The Easter story, told by women
For more than 20 years, Olivia Woodford has been performing her one-woman Passion play, “The Heart of the Cross,” from the perspective of Biblical women. Interest in the women portrayed has evolved over the years, with a certain fictional book and movie becoming the tipping point.
Woodford, who lives in Durham, will perform “The Heart of the Cross” at three local churches during Holy Week.
In 1991, Woodford was living in Massachusetts and presenting an original play at her church every Easter.
“Suddenly I went, ‘You know, it’s the women who were witness to the Passion,’” she said, referring to the crucifixion of Jesus Christ. “Now it’s obvious, but back 20 years ago, it wasn’t. I thought I’d do it myself, for my church, but others there asked me,” Woodford said. She didn’t intend it as a ministry or annual event, yet that’s what it has become, she said.

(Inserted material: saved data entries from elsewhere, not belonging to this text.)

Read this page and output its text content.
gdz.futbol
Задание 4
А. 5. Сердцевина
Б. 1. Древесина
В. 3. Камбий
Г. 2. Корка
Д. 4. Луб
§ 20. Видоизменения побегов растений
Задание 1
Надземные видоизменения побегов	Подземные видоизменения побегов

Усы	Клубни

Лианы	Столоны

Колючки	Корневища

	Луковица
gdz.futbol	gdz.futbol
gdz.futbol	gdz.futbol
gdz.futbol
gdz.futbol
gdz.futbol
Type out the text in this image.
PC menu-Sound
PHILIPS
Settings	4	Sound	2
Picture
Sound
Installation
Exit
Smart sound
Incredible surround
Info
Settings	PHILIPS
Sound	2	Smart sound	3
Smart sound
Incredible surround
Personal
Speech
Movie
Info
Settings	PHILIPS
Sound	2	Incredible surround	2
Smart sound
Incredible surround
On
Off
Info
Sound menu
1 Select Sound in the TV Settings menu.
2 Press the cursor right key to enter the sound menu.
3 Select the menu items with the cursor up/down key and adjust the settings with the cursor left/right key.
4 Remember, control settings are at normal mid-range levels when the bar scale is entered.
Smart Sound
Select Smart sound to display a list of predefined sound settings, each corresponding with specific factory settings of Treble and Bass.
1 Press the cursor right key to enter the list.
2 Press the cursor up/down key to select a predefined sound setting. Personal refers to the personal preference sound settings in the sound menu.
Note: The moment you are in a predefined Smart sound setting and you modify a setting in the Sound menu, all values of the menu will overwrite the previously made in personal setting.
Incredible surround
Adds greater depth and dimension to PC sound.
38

Her own religious background includes a Catholic mother, Congregational father and classes at a Lutheran school. She never thought of the denominations as separate. Woodford started the theatrical process with Jesus’ mother, Mary, and then looked at other women mentioned in the New Testament, including those who traveled with Jesus. She also has plays about Mary’s birth story, Jesus’ first year of ministry and the last year of Jesus’ life.
The tipping point for interest in the women in Jesus’ life, Woodford said, came around 2005-06 with Dan Brown’s “The DaVinci Code,” the blockbuster adventure novel and fictional movie about the search for links between Jesus and Mary Magdalene.
“Everyone had a thought about it, a conversation about it,” Woodford said.
She grew up with the impression of Mary Magdalene as the reformed prostitute, which was erroneous. The pope said as such in 1968, but it took a while to change in everyone’s mindset, she said. When she started performing the play, that was Mary Magdalene’s role.
“In 2005, overnight, every church, every denomination said, ‘You aren’t going to present her as the reformed prostitute, are you?’” Woodford said. She changed Mary Magdalene’s role to a different perspective, and another woman portrays the reformed prostitute. Other women characters are a girl who is cleaning the house before the Last Supper, Veronica who watches Jesus carry the cross, and Mother Mary, who prepares her son for burial. Mary Magdalene is portrayed at the Resurrection, and then Martha at Pentecost.
For the women’s perspectives, Woodford’s dialogue is about daily life and culture of the time, with daily tasks woven throughout the play.
“It lends itself to the audience’s feeling as if they were there, experiencing it along with me,” she said.
Woodford said over the years performing the plays about Biblical women, she has developed a much more personal relationship and connection to Jesus, Mary and all those who supported Jesus. For those churches where she performs “The Heart of the Cross,” Woodford said, no matter how liberal or conservative the congregation, the response is the same.
“The story is universal. The experience is universal,” she said. “I don’t have a message about doctrine. I believe that the story itself gives you an experience that will have you reconnect to your tradition in however you hold it.”
Woodford suggests bringing a tissue to the performance.